I prefer commencing with the consideration of an effect.
In "The Fall of the House of Usher," the effect Poe wants to convey is that of an isolated, dark, sick, and claustrophobic environment and the impact that has on the people living in it. Imagery—description using the five senses of sight, sound, touch, taste, and smell—is vital to conveying this effect.
From the start, the description is relentlessly melancholy, with nothing introduced to lighten the mood. The narrator describes his approach to the house of Usher:
with the first glimpse of the building, a sense of insufferable gloom pervaded my spirit.

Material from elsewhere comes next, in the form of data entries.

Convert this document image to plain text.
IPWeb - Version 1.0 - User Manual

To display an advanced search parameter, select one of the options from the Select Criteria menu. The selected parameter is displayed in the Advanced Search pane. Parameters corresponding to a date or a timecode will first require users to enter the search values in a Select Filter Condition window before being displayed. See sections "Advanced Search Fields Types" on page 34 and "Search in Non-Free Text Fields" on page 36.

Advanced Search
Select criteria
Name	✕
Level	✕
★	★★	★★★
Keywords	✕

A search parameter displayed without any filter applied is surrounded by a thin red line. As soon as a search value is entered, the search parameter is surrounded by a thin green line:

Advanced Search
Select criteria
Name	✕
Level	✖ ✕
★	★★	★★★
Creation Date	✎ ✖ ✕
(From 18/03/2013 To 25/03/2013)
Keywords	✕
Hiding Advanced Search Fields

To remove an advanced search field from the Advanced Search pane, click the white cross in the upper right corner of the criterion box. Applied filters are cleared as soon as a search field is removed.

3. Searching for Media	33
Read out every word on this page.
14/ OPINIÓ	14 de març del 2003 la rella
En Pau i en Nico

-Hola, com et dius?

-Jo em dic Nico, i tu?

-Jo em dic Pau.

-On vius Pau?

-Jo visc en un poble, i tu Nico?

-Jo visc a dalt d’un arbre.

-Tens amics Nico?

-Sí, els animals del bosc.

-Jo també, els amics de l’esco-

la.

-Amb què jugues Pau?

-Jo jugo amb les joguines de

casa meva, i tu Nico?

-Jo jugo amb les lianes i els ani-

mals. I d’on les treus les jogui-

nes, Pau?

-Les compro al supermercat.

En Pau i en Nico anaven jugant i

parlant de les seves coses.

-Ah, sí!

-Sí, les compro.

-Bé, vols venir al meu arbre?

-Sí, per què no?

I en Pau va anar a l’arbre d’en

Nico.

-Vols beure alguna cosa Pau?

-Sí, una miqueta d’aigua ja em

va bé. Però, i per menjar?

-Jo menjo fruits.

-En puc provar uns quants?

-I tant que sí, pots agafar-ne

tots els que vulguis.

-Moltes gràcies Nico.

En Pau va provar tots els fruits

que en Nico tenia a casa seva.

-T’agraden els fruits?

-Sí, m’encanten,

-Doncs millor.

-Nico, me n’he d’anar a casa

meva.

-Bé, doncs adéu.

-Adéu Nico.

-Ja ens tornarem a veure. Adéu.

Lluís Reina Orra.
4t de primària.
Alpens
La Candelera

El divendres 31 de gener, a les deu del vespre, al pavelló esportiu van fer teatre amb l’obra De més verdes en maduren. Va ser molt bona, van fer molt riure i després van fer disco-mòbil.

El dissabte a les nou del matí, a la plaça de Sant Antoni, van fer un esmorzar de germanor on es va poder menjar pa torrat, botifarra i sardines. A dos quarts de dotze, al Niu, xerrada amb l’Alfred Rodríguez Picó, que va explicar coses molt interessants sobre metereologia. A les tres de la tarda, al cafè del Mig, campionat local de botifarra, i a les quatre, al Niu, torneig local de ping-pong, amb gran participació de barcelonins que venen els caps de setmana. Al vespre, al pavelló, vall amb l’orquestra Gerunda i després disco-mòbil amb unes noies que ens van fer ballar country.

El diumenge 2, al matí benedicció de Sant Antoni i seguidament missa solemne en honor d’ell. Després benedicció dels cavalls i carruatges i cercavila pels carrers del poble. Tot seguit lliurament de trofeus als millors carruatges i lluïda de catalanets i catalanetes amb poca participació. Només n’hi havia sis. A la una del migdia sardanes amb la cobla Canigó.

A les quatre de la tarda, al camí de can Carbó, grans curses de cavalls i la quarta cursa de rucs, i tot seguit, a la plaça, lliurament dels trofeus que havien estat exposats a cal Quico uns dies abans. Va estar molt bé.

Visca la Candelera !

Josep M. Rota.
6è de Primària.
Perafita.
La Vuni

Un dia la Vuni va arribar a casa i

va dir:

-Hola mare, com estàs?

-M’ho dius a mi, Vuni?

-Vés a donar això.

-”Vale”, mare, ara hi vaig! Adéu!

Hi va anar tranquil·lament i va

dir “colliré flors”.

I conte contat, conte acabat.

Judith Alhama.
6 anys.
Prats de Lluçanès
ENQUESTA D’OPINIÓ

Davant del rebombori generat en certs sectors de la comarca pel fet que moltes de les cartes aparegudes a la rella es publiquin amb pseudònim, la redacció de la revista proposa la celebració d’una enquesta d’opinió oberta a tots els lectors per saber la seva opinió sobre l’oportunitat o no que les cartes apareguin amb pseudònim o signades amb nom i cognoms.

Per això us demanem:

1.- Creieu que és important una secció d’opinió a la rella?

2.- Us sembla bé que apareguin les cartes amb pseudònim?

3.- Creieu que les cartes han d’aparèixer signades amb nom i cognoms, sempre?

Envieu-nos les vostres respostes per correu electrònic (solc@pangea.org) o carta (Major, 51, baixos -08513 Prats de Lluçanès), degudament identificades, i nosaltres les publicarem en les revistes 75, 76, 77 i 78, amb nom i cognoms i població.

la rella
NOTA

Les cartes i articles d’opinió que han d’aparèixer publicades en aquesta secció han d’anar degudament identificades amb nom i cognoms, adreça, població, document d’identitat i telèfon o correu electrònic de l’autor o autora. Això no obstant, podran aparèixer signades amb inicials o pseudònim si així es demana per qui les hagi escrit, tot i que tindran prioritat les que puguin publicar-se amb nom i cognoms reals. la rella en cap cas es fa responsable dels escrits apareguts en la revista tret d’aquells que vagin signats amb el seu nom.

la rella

I say insufferable; for the feeling was unrelieved by any of that half-pleasurable, because poetic, sentiment with which the mind usually receives even the sternest natural images of the desolate or terrible.
In other words, the narrator is indicating from the start that there is no sense of the sublime—the mixture of awe and terror that suggests the grandeur of god—in the scene as he approaches his friend Roderick's home. Everything about it is uniformly and overwhelmingly dismal and bleak.
The dark, somber, joyless imagery conveys extreme nervous tension as the narrator enters the house itself and meets his old friend Roderick, now pale, sickly, and displaying hyper-sensitive frayed nerves and strange behaviors. The house has a "black oaken floor" and
Feeble gleams of encrimsoned light made their way through the trellised panes, and served to render sufficiently distinct the more prominent objects around; the eye, however, struggled in vain to reach the remoter angles of the chamber, or the recesses of the vaulted and fretted ceiling. Dark draperies hung upon the walls....
The darkness is unrelieved except by a lurid red light. Roderick himself plays "wild improvisations" on his guitar and paints strange, "ghastly," and "phantasmagoric " pictures.
All of this imagery conveys the foreboding gloom and perverse strangeness of the narrator's surroundings, setting us up for Madeline's bloody clawing from her tomb.